Probably the thing I'm most terrified of is jellyfish. Mary found this out when we were watching a movie in the theater - I don't recall which one, but there was a shark who was a bad guy - and suddenly there were jellyfish on the screen and my whole body seized up. I was holding her hand at the time because that's the kind of mushy stuff we're into, and as a result, I squeezed her hand too hard. After the movie, I tried to explain it to her - their monstrous appearance, their vicious sting, and above all the cold existential dread at the thought of something killing you entirely by accident, without malice, without even noticing.
I've never seen a jellyfish in real life. Never been in the ocean. Don't think I ever will! There are jellyfish there. Mary once said to me, "Well, if you're never going to run into a jellyfish, you don't really have any reason to be afraid of them, do you?" And I'm sure she's right, but I can't even look at a photo of jellyfish without starting to panic. (Mary, if you use jellyfish to illustrate this blog-thing, please don't show them to me.)
Besides jellyfish, the thing I'm most terrified of in the world is having a hit game.
I don't mean that I'm scared of a game doing well because of course, I want my games to do well. Partially I want this because I want what I do to find and resonate with an audience: it's impossible to create meaningful work in a vacuum. And partially it's because this is what we do for a living; as Dr. Johnson once said, no man but a blockhead ever wrote except for money.
What I'm scared of is a game that's really a hit: the kind of thing that sells tens of thousands of copies, the game everybody's talking about and everybody's playing. And given that I design weird, niche, often off-putting games, that's probably about as likely as me running into a jellyfish, and I probably have just as much reason to actually be afraid of it.
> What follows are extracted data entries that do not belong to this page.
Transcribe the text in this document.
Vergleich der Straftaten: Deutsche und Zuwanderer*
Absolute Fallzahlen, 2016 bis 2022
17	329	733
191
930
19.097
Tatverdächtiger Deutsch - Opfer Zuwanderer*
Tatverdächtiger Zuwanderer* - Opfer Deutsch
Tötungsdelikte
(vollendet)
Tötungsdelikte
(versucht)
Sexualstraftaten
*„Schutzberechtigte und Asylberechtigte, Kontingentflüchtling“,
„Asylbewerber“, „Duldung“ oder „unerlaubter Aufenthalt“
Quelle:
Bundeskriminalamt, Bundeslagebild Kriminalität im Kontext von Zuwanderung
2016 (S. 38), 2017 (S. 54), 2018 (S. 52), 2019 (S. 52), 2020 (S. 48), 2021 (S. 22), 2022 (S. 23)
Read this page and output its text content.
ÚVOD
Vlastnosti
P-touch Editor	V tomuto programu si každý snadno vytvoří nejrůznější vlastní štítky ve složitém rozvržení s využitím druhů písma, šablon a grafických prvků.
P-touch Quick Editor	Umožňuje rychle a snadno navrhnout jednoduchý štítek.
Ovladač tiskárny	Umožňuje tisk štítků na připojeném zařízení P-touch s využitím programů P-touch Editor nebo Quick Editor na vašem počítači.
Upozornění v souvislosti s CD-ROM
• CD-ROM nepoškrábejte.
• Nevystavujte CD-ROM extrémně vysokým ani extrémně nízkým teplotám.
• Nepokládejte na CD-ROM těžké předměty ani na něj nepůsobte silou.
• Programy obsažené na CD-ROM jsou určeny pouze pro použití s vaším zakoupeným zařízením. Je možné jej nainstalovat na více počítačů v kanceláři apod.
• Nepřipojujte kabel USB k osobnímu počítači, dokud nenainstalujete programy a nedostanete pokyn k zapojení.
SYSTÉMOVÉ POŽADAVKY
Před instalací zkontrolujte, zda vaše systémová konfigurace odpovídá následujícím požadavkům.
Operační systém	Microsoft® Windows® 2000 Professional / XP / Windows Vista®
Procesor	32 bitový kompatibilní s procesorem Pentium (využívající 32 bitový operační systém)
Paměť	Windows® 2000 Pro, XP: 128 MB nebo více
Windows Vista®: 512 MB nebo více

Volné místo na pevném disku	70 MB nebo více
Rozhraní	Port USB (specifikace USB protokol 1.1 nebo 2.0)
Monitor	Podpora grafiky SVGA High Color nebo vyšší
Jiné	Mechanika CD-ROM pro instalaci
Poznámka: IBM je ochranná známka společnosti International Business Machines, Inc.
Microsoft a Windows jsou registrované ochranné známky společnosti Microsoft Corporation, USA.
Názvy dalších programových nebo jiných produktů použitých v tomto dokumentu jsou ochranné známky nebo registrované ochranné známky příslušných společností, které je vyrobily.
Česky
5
But the very things that would prevent my work from getting that kind of traction are the same reasons why the thought of it terrifies me. Our whole enterprise - mine as a designer, and ours more broadly as a publisher - is built on the idea of making peculiar games for peculiar tastes. And the problem, of course, is that most people frankly do not have peculiar tastes, and are less likely to be tolerant of the idiosyncratic. (Let alone paper maps.) As Dr. Johnson also said, Nothing odd will do long. Tristram Shandy did not last.
He wasn't complaining about its length - though it is a long book! - but commenting, some ten years after the publication of that novel's final installment, on its staying power. He was dismissing it as a novelty, a fad. He was wrong about that, as he was about puns and about oats. Over two hundred years later, Shandy is still around, still influential, still quite funny, and still daring… for those few for whom it resonates. For everybody else, it's an old weird book, and they think the printer screwed something up on page seventy-three, whoa, who did they have working in quality control?
For any game, I want to sell as many copies as possible to the people for whom it will resonate. I'd rather have a thousand people buy a game who mostly love it, then ten thousand who mostly end up hating it, who want the peculiar bits flattened out into something that's more broadly appealing, conventional, and safe. That's why we sometimes go out of our way to warn people away from certain titles, and to highlight the bits that certain folks might find off-putting. Sure, we'd have a lot of money selling ten thousand copies, but we'd also have a lot more headaches.
More than that, our little company lives and dies by its reputation, on word-of-mouth. A thousand voices singing our praises is going to help us continue to grow - slowly, organically, carefully, allowing like-minded spirits to come to us. But ten thousand voices who aren't on our wavelength would hurt that growth - entirely by accident, without malice, without noticing.